When using the FNR-based approach proposed in this paper, the selection of appropriate parameter λ in estimating m̂₀ is very important. It has been shown that m̂₀ can be overestimated when the parameter λ is very small [32]. An alternative approach for estimating m̂₀ has been proposed [32, 32] where m̂₀ was estimated by smoothing the function m̂₀(λ) over a range of values of λ, based on natural cubic spline with 3 degree of freedom. However, this approach might not be suitable for GWA studies because it estimates m̂₀ at the limiting value of λ = 1. Thus, the estimated proportion of disease-associated SNPs among all the SNPs will be extremely high. However, this is not the case from the findings of the current GWA studies, where only a handful of SNPs were discovered. Moreover, based on p-values obtained from our simulated GWA data, we did not find pattern of p-values suggested by Storey and Tibshirani, therefore, this approach is not directly applicable for GWA studies. Because the proportion of the unassociated SNPs (not associated with the disease of interest) among all the SNPs could be close to 1 and the p-values corresponding to the disease-associated SNPs are always assumed to be more significant than those corresponding to the unassociated SNPs, we used small values of λ as suggested in [31], such as 10^-5, 5×10^-5, 10^-4 and 10^-3 for our FNR-based approach. From our simulation results, we found that the average values of estimated m̂₀ were not dramatically different for different values of λ. For example, when the number of causal SNPs is 15 (Model 3), the medians of estimated m̂₀ based on 100 replicates were 499970, 499960, 499950 and 499945, respectively, for λ of 10^-5, 5×10^-5, 10^-4 and 10^-3. Thus, the estimated m̂₀ was not overestimated in our simulation studies. This phenomenon could be due to multiple SNPs in linkage disequilibrium with causal SNPs. Therefore, p-values associated with these SNPs will also be significant.

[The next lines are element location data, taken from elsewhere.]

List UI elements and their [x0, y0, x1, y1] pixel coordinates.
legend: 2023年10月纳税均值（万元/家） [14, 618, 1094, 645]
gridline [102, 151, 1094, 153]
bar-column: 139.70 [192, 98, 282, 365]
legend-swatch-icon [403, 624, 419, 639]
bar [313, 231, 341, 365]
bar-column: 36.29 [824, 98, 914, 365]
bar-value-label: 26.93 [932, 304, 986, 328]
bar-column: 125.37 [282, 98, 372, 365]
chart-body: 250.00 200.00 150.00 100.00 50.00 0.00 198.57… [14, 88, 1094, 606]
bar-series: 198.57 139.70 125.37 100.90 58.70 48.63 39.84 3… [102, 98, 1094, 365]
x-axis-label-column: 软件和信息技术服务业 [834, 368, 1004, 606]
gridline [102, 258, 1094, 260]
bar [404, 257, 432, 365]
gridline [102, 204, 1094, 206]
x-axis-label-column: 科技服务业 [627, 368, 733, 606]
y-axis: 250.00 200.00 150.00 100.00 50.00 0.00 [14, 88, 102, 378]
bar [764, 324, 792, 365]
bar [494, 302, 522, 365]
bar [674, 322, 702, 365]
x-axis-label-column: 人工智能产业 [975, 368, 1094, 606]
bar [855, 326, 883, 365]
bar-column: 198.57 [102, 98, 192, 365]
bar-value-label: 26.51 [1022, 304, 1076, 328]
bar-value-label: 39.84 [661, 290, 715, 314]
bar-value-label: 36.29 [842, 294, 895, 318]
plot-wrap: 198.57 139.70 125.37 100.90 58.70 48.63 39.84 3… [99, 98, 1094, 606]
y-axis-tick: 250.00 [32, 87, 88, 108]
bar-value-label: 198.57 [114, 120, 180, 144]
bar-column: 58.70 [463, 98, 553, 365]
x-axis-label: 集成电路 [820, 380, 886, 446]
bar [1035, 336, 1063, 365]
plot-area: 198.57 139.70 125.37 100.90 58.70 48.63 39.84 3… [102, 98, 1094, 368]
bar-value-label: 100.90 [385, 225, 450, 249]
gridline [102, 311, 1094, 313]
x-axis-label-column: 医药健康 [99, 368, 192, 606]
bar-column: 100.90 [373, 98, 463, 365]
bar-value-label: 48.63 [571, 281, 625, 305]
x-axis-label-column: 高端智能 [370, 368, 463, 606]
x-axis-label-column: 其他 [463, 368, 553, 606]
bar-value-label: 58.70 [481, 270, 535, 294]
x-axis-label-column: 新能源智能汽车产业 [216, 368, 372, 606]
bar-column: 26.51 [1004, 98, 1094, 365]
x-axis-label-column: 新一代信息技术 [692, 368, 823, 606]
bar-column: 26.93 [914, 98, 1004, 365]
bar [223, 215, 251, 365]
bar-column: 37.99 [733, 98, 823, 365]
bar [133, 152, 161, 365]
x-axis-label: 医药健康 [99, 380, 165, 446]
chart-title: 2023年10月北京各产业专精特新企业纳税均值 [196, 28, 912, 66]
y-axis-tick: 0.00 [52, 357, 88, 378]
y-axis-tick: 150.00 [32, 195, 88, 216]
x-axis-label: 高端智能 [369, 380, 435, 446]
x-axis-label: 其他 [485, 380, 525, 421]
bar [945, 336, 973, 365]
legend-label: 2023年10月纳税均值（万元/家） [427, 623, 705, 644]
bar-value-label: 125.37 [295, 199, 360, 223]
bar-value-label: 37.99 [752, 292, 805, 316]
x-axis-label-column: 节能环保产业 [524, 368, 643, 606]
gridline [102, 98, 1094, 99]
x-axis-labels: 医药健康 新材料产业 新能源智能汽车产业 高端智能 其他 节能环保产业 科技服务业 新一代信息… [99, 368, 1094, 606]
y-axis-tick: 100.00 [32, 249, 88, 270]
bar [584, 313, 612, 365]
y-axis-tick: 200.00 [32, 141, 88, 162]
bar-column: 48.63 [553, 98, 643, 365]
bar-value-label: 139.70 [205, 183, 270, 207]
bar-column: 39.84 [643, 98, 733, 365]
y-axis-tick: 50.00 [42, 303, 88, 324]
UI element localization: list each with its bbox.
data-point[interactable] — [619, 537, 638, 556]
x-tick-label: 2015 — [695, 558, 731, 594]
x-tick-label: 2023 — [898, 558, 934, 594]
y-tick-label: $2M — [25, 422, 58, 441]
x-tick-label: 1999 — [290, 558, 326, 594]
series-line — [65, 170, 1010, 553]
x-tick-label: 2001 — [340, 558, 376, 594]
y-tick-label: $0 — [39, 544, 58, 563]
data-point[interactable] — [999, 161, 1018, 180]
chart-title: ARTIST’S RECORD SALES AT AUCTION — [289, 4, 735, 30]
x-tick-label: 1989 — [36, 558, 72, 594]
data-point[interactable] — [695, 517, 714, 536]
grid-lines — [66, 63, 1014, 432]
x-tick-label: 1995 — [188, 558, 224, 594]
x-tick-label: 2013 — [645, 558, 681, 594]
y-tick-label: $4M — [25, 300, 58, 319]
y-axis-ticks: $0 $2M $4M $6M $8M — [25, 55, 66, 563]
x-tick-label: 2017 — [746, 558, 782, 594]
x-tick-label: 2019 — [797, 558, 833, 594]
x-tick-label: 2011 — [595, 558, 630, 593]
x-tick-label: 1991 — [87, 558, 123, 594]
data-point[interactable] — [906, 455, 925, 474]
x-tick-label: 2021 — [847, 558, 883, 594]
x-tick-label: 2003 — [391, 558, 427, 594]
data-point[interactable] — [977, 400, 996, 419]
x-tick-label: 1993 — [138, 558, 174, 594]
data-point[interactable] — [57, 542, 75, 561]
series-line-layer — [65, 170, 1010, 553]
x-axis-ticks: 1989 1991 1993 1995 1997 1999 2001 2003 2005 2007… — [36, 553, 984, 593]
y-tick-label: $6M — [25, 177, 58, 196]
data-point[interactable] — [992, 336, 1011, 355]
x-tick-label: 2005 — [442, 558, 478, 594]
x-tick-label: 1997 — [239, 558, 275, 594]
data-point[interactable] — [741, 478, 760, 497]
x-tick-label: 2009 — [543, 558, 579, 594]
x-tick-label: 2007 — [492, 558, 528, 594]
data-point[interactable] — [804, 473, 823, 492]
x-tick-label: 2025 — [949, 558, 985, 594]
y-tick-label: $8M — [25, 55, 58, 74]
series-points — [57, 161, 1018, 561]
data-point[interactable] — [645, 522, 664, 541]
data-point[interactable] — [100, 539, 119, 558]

To select the parameter value of λ for GWA studies, we would like to recommend using a liberal λ = 10^-3. Although more top SNPs will be selected in the first stage using λ = 10^-3 (usually hundreds of top SNPs) than with the traditional approaches, it is still feasible for replications in GWA studies because of the rapid development of genotyping techniques and therefore the decrease of genotyping cost. Furthermore, because a pre-specific power-based criterion is attached to our FNR-based approach, this approach provides a more optimal selection criterion than traditional approaches. To identify disease-associated SNPs with smaller ORs (such as 1.2), much larger sample sizes in stage one of the two-stage design may be required. Our methodology of choosing the number of SNPs is, however, valid irrespective of the magnitude of the odds ratio. It should also be noted that the type I error can be controlled in the second-stage analysis of GWA studies, because the SNPs selected in stage one with the use of our FNR approach are not final, and they have to meet the GWA significance (5.0×10^-8) at the end of the stage two analysis [1]. Furthermore, to achieve higher power, much larger samples would be needed in order to detect the causal SNPs with small true ORs (i.e. OR = 1.2). Therefore, a GWA study with 1,000 cases and 1,000 controls is likely to have low power to select 90% of the small effect causal SNPs.

We also applied the FNR approach to a recently published GWA dataset. Selecting a bit larger number of SNPs in stage one, our approach led to the same conclusion as the original GWA study using an arbitrary p-value cut-off. Furthermore, using arbitrary p-value or fixed number cutoffs, one just selects top SNPs, without confidence about the disease-associated variants being selected; on the other hand, using the proposed FNR-based approach, we have confidence that most of the moderately significant SNPs in the GWA study of glioma were selected in stage one for replication.

In conclusion, we present an FNR-based approach for selecting top SNPs given a pre-specified power based on the ranked p-values. This approach will select a relatively larger number of top SNPs in stage one that could include more moderately significant SNPs. The type II error for stage one can be controlled, and type I error can be controlled at the end of the stage two analysis in the GWA studies.